Posted: Tue Nov 09, 2004 12:00 am
by Ramanan
Hi,
Now i'm bit concern about the way i designed my OS. Serveral doubts arising when i tried to redesign my OS. Following are some of them.

1) How dows the message pump works (in windows) ?
2) Does Linux has the message pump ? (since i don't kno abt Linux)
3) How message pump is it linked with memory managr & task scheduler?

Thanks in advance
Ramanan

Re: Message pump !

Posted: Wed Nov 10, 2004 12:00 am
by Kevin McGuire
The message pump in windows works by calling a common run-time library function witch may or may not perform a system call into the kernel.

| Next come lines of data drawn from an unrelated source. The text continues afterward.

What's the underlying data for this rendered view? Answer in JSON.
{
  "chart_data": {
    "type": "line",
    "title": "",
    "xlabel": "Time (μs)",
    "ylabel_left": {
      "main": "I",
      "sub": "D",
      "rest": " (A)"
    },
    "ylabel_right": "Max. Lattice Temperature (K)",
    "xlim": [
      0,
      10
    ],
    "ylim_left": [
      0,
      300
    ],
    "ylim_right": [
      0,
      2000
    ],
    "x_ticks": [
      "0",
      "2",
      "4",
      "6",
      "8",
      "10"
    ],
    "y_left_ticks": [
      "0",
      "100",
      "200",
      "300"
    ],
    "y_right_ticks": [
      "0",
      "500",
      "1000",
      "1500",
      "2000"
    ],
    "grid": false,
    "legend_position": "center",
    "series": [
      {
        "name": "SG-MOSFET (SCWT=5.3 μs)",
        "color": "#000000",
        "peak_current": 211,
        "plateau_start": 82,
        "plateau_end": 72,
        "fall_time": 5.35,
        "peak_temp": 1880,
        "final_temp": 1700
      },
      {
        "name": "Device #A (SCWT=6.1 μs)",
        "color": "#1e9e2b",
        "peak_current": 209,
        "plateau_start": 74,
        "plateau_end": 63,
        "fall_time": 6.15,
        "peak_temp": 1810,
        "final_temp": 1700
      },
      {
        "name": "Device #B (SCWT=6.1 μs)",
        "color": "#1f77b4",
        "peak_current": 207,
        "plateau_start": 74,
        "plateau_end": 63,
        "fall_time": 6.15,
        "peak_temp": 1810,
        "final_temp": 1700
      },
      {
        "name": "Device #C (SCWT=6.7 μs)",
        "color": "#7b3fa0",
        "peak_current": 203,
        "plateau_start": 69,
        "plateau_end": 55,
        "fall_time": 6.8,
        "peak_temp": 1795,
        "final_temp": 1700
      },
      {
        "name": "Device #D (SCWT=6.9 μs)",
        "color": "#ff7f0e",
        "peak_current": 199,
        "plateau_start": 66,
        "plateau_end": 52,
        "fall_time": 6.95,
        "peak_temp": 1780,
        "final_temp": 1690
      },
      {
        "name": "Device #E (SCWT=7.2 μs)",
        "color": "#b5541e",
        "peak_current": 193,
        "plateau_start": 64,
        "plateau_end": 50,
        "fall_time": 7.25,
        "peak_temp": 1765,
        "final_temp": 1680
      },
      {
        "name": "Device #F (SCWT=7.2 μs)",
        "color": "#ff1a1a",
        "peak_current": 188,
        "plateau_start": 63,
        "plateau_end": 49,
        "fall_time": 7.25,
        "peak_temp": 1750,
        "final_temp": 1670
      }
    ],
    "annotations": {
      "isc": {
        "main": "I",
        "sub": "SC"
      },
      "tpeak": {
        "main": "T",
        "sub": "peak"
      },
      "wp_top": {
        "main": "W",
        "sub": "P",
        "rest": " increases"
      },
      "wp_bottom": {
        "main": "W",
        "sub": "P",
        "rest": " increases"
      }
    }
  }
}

Once the call returns the message pumps continues by either looping around again or processing the message that it finds after doing the message call.

I do not think linux has a message pump of the nature window's has one. Windows's message pump is majorly for event driven applications in the graphical user environment.

The message pump is not directly linked with the memory manager or task scheduler. Instead it is a completely seperate system. Alhough the application uses all three systems to work:
process/thread
memory allocation/deallocation
message que(pump)

To write a message pump you need to make a few system calls that applications running under you're kernel can call while they run. You would absolutly only need one called "getmsg" that returns -1 if no message exists to get or otherwise it returns the message data or contents depending on the type of message pump you are wanting to design.